Он также дал французу описание Ханны Рихтер, которую ему порекомендовал Мольке, и попросил Делона попытаться ее найти.

— Хорошо. Похоже, работой на свою смену я обеспечен. Как с тобой связаться?

— Если я не приду на работу, оставь сообщение на автоответчике у меня дома. Если трубку возьмет девушка, скажи, что ты звонил.

— Девушка? Ух ты! И что, как она? Давай рассказывай!

— Ну… симпатичная. Оч-чень симпатичная. Ну ладно, Андре, счастливо.


Он решил пройтись, чтобы подышать свежим воздухом, чувствуя, как внутри нарастает беспокойство.

Древний замок на холме был залит желтым светом, и Фолькманн понял, что непосвященный наблюдатель не увидит здесь ничего, что свидетельствовало бы о мрачном прошлом этого городка, о расположенном неподалеку концлагере и чудовищных зверствах, которые там творились.

Это был маленький городок, ничем не отличавшийся от остальных городков Германии.

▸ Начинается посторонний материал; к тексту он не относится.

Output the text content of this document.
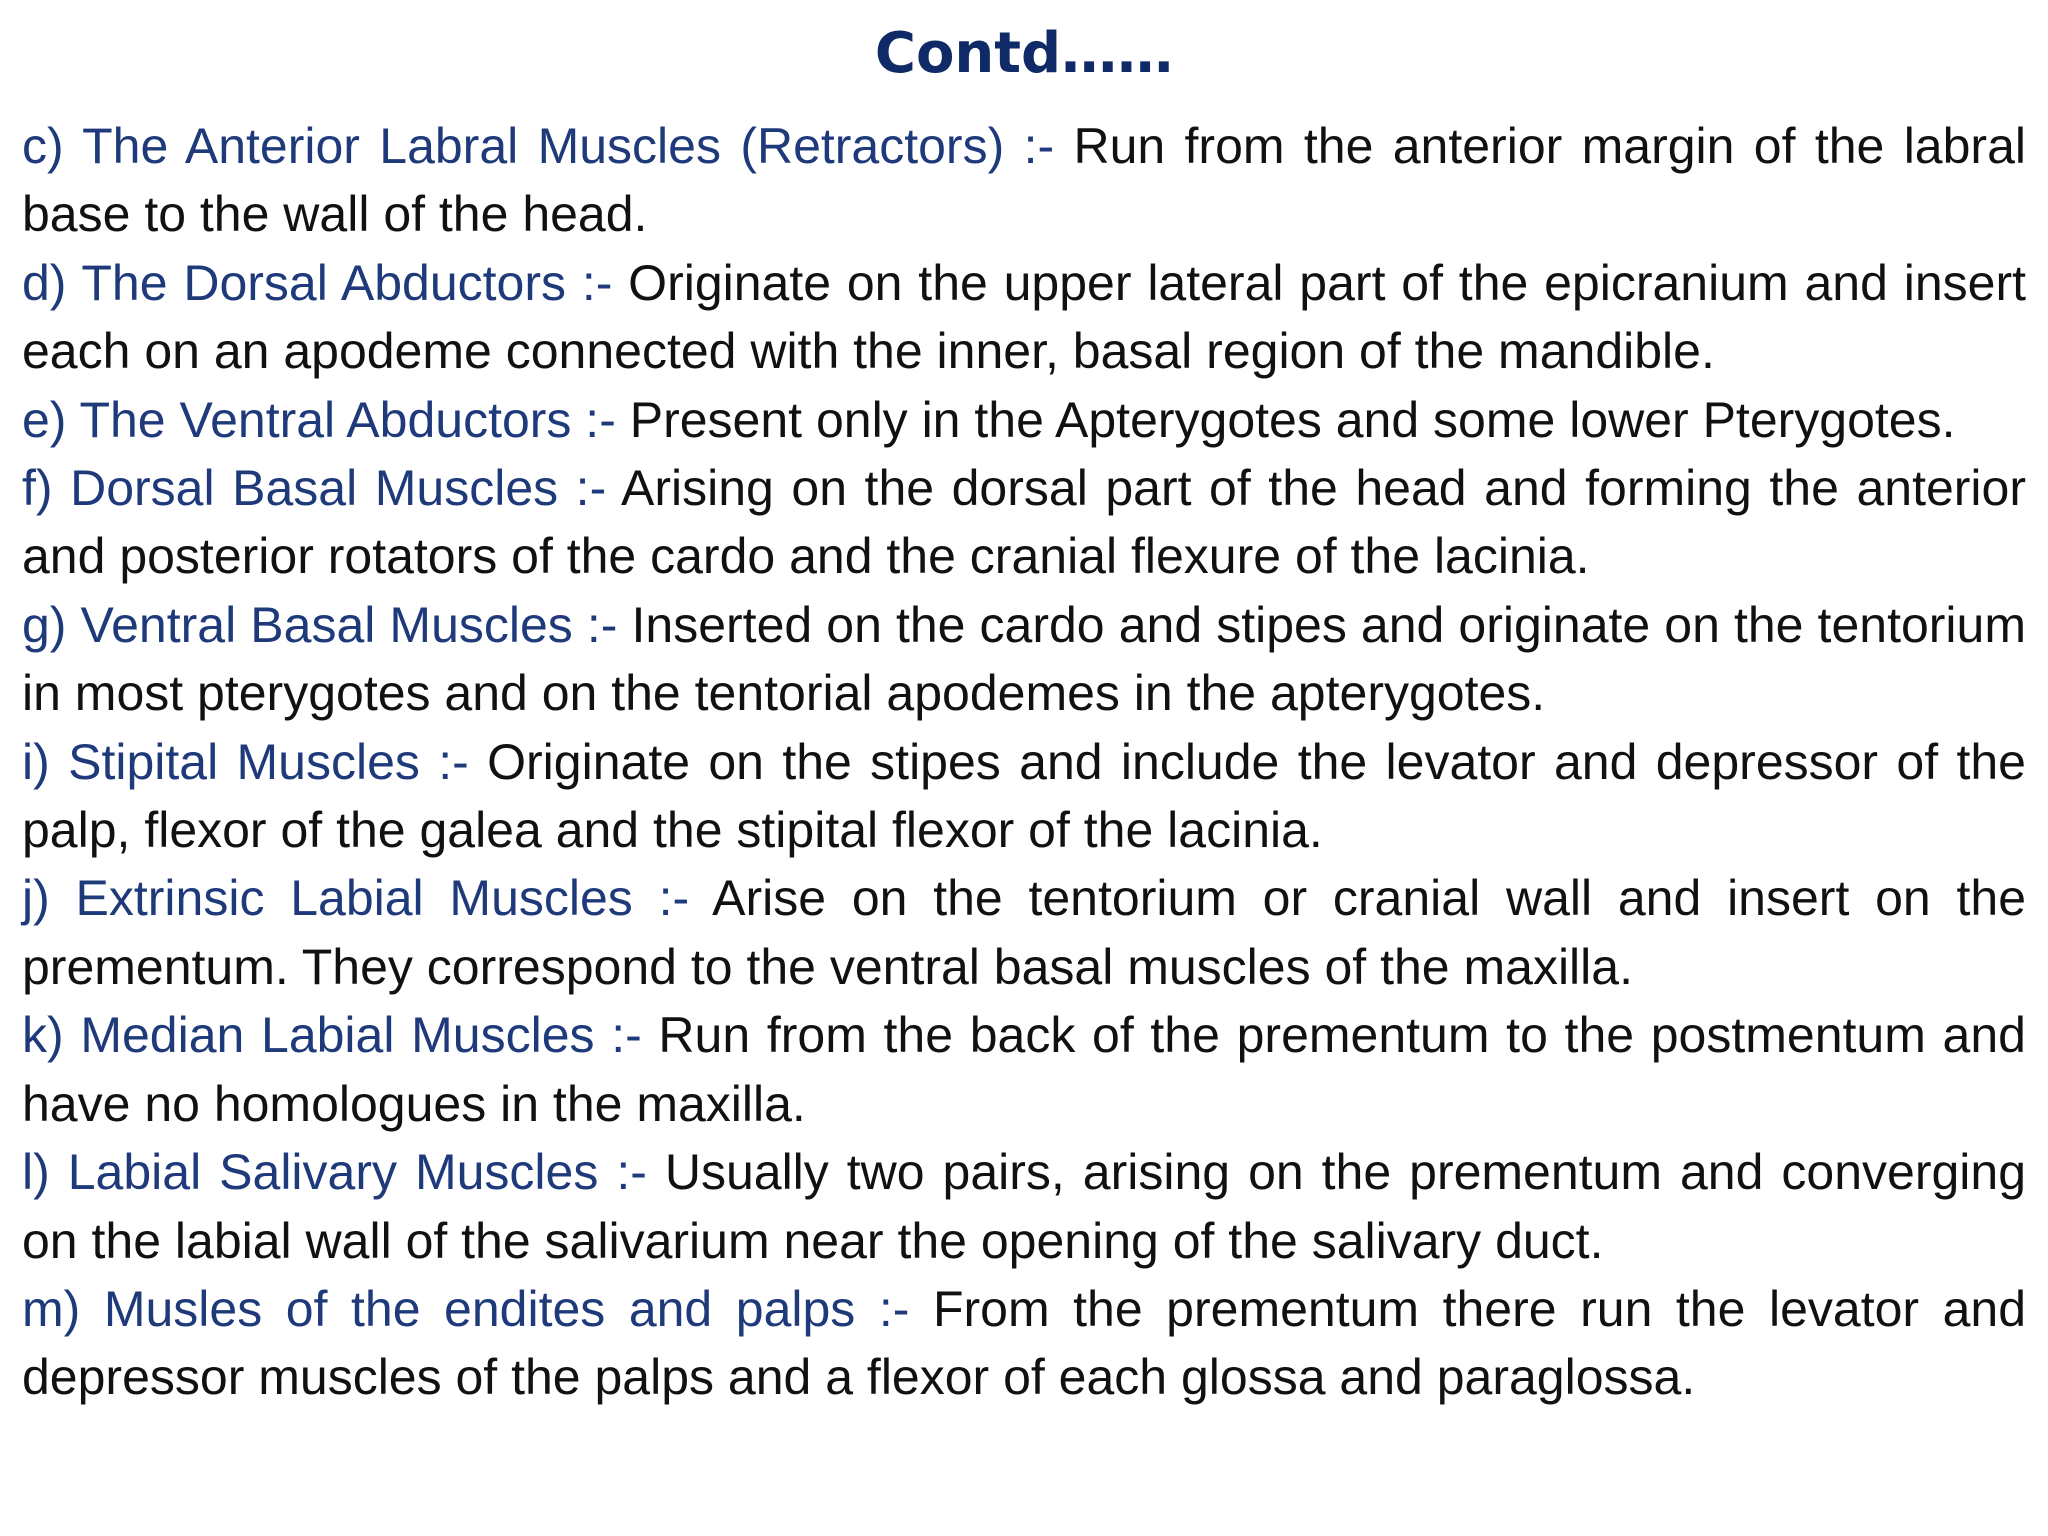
Contd……

c) The Anterior Labral Muscles (Retractors) :- Run from the anterior margin of the labral base to the wall of the head.

d) The Dorsal Abductors :- Originate on the upper lateral part of the epicranium and insert each on an apodeme connected with the inner, basal region of the mandible.

e) The Ventral Abductors :- Present only in the Apterygotes and some lower Pterygotes.

f) Dorsal Basal Muscles :- Arising on the dorsal part of the head and forming the anterior and posterior rotators of the cardo and the cranial flexure of the lacinia.

g) Ventral Basal Muscles :- Inserted on the cardo and stipes and originate on the tentorium in most pterygotes and on the tentorial apodemes in the apterygotes.

i) Stipital Muscles :- Originate on the stipes and include the levator and depressor of the palp, flexor of the galea and the stipital flexor of the lacinia.

j) Extrinsic Labial Muscles :- Arise on the tentorium or cranial wall and insert on the prementum. They correspond to the ventral basal muscles of the maxilla.

k) Median Labial Muscles :- Run from the back of the prementum to the postmentum and have no homologues in the maxilla.

l) Labial Salivary Muscles :- Usually two pairs, arising on the prementum and converging on the labial wall of the salivarium near the opening of the salivary duct.

m) Musles of the endites and palps :- From the prementum there run the levator and depressor muscles of the palps and a flexor of each glossa and paraglossa.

Улицы и кафе в эти предрождественские дни были заполнены молодежью, у всех было отличное настроение. Фолькманн смотрел на этих молодых людей, проходя мимо баров. Они пили и шумели, а их голоса были громкими, грубыми и самоуверенными.

Около полуночи он вернулся в гостиницу и, заказав у портье двойной скотч, выпил его перед сном. Он лежал на кровати, было темно, с улицы доносились громкие голоса — молодежь расходилась по домам. Шумели прямо под окном, какие-то парни кричали так, как умеют кричать только немцы. Наконец голоса стихли, и послышался звук проходящего поезда.

Глава 41

Утром он проснулся в восемь и, рассчитавшись за номер, снова отправился к дому Вильгельма Буша.

Было, конечно, маловероятно, что старик вернется так рано, но Фолькманн решил на всякий случай проверить. Белого «фольксвагена» у дома не было, и когда Фолькманн позвонил в дверь, ему никто не ответил.

Вернувшись в центр городка, он около часа бродил по улицам, по-прежнему ощущая смутное беспокойство.

Потом он еще час просидел в парке возле железнодорожной станции, читая газету «Франкфуртер цайтунг». На следующие сутки обещали снег, и Фолькманн решил, что если Буш к вечеру не приедет, то, пока погода не испортилась, стоит съездить в старый монастырь, который находился неподалеку от дороги на Зальцбург, а в Дахау вернуться позднее.

Ему оставалось только ждать, и его продолжало мучить беспокойство. Сев в свой «форд», он поднялся на холм за городом и, спустившись с другой стороны и переехав через реку Ампер, увидел дорожный указатель с надписью «Дорога нибелунгов».

Через пять минут он доехал до концлагеря. Парковка для туристических автобусов была пуста. Поставив «форд» недалеко от нового входа, он подошел к воротам. Железнодорожных рельсов там уже не было, но старый ров остался, его склоны поросли ежевикой и сорняками. Отсюда были видны смотровые вышки, по-прежнему стоявшие по периметру территории.

Ворота были открыты, но на железной калитке висело объявление о том, что сегодня концлагерь закрыт для посещения туристами. Внутри стоял грузовик со стройматериалами, но Фолькманн никого не заметил и решил пробраться внутрь.

Концлагерь остался таким же, каким был во время войны, хоть все было вычищено. Из блокхауза, полукруглого барака, где раньше находился склад и размещалась администрация, теперь сделали музей с кинозалом. Направо находились камеры, где раньше содержались особо важные заключенные, которых эсэсовцы держали в изоляции.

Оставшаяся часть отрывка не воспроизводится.